- Albery in December 1972.
- Born: Donald Arthur Rolleston Albery 19 June 1914 St Pancras, London, England
- Died: 14 September 1988 (aged 74) Monte Carlo, Monaco
- Spouses: Rubina Macgilchrist ​ ​(m. 1934; div. 1946)​; Cicely Boys ​ ​(m. 1946; div. 1974)​; Nobuko Uenishi Morris ​ ​(m. 1974)​;
- Children: 4, including Ian, Nicholas and Tim
- Father: Sir Bronson Albery

= Donald Albery =

English theatre impresario

Sir Donald Arthur Rolleston Albery (19 June 1914 - 14 September 1988) was an English theatre impresario who did much to translate the adventurous spirit of London in the 1960s onto the stage.

==Biography==
He was born into a theatrical family, with his father being the director Sir Bronson James Albery. His first job was to manage Sadler's Wells Ballet during the Blitz. When he launched his own Donmar company in 1953 he championed plays by Graham Greene, Tennessee Williams, Edward Albee, Jean Anouilh, and an adaptation by J. B. Priestley of an Iris Murdoch novel.

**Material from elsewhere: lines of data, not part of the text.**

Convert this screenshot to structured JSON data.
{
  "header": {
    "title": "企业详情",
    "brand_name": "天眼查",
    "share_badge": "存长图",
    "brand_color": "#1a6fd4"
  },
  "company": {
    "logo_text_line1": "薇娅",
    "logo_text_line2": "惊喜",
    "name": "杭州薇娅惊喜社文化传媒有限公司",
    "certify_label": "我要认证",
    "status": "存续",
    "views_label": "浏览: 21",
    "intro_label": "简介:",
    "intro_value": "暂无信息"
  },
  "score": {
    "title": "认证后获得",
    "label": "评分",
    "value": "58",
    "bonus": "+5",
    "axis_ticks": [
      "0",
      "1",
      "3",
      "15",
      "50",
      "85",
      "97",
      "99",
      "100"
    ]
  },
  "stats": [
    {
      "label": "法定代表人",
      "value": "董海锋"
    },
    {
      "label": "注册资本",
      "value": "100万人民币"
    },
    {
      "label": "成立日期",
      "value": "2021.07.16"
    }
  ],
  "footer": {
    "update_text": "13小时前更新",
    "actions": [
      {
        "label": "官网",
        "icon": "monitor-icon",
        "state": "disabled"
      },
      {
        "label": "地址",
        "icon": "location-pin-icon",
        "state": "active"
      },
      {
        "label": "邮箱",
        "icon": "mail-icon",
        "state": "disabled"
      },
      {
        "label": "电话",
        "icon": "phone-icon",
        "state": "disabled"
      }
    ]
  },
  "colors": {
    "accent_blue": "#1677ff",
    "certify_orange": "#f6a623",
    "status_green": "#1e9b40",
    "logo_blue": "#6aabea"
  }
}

Though he was always commercially minded, his spirit of adventure endured with the first London production of Samuel Beckett's Waiting for Godot and sponsorship of Joan Littlewood's Theatre Workshop. In 1961, Albery, in collaboration with William Donaldson, produced Beyond the Fringe in London and, in 1962, in New York.

From 1964 to 1968, Albery served as director and administrator of the London Festival Ballet.

Albery was appointed Knight Bachelor in the 1977 New Year Honours for services to the theatre.

In 1982, Albery added his archive to the British theatre holdings of the Harry Ransom Center. Records include correspondence, legal and financial documents, scripts, sound recordings, prompt books, manuscript and printed music scores and parts, and printed and publicity materials such as clippings, programmes, playbills, posters, proofs and tickets concerning the theatrical productions and business affairs of Wyndham's Theatres Ltd., The Piccadilly Theatre Ltd., Sadler's Wells Theatre, the Royal Ballet, and the touring productions of the Festival Ballet.

==Family==
Albery was married three times.

1. In 1934 he married Rubina Macgilchrist (injured in an air raid, and died 1956); they were divorced in 1946, having had a son, Ian Albery.
2. In 1946 he married Cicely Margaret Heather Boys, daughter of the army officer Reginald Harvey Henderson Boys; they were divorced in 1974, and had three children including Nicholas Albery and Tim Albery.
3. In 1974 he married Nobuko Uenishi Morris, former wife of author Ivan Morris.